The same research paper also notes:
This protoglobin is thought to be present in organisms possibly as far back as the Last Universal Common Ancestor, or LUCA, the source of all life on Earth. LUCA is believed to have been a metabolically “flexible” single-celled organism with the ability to utilize oxygen for energy before free oxygen even existed in the air, thus preceding oxygenic photosynthesizers. The idea that an organism existed with the capacity to “breathe” O2 before there was a real need to, however, goes against the textbook viewpoint . In his recent book , Nick Lane argues that LUCA likely made use of a hemoglobin-like protein to manage oxygen homeostasis and an antioxidant enzyme like superoxide dismutase (SOD) to protect itself. This hemoglobin would not have to deal with much oxygen at all, but rather very low levels of oxygen, perhaps similar to the role of leghemoglobin in nitrogen-fixing bacteria.
We can expand on this from a telic perspective. If the planet was seeded with a heterogeneous consortium of cells, designed to take root, where some cells were endowed with photosynthetic ability, then the existence of globin in other cells would have enabled them to form communities. In other words, globin, acting as a sensor to detect nearby photosynthetic cells, could have facilitated symbiotic relationships among the original cells.

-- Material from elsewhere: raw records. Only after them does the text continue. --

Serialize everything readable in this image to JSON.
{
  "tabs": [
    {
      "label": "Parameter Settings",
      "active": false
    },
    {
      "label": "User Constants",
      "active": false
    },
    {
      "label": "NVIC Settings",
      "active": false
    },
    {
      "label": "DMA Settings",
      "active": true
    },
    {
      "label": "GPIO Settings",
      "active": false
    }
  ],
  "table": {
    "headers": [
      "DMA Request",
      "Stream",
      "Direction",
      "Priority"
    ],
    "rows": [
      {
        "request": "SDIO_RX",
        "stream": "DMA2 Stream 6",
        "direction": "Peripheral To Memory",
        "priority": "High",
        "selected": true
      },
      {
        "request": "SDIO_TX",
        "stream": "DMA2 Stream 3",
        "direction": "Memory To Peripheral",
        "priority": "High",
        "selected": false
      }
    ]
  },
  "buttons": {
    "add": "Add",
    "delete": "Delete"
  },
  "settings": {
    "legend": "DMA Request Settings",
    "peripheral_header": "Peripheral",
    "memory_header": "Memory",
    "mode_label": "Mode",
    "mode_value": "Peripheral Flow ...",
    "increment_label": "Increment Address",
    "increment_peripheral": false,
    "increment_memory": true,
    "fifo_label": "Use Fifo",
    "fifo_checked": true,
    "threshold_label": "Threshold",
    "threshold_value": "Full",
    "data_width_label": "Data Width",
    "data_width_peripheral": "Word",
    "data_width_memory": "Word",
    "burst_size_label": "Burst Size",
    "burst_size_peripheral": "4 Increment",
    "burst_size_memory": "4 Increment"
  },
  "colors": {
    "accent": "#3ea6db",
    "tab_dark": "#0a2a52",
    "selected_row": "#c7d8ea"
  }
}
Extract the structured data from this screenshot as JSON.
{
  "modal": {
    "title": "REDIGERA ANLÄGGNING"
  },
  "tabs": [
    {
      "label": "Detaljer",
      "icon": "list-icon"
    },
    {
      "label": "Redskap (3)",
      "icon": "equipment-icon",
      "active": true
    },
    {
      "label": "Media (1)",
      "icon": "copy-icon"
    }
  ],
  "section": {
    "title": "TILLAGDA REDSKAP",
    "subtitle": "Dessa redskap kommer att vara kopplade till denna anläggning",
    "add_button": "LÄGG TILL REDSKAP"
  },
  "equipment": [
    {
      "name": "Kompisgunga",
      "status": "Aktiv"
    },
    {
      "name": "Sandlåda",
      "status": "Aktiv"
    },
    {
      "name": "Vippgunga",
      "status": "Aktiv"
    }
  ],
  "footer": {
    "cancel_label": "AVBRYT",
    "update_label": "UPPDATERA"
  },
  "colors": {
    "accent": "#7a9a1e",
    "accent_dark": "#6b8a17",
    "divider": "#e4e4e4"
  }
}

This scenario is supported by the recent evidence that shows both aerobic respiration and oxygenic photosynthesis to be much older than convention would have it. Not to mention the evidence that quorum sensing can involve very different species of bacteria.
So the Rabbit continues to come into better focus as he weaves among the basketball players– a planet originally seeded with a consortium of sophisticated cells takes root and develops symbiotic relationships which ultimately unfold into much more complex life forms under the guidance of the original state. Evolution is a beautiful design.
1. Freitas, Tracey Allen K; Saito, Jennifer A.; Hou, Shaobin; Alam, Maqsudul. 2005. Globin-coupled sensors, protoglobins, and the last universal common ancestor. Journal of Inorganic Biochemistry 99:23-33.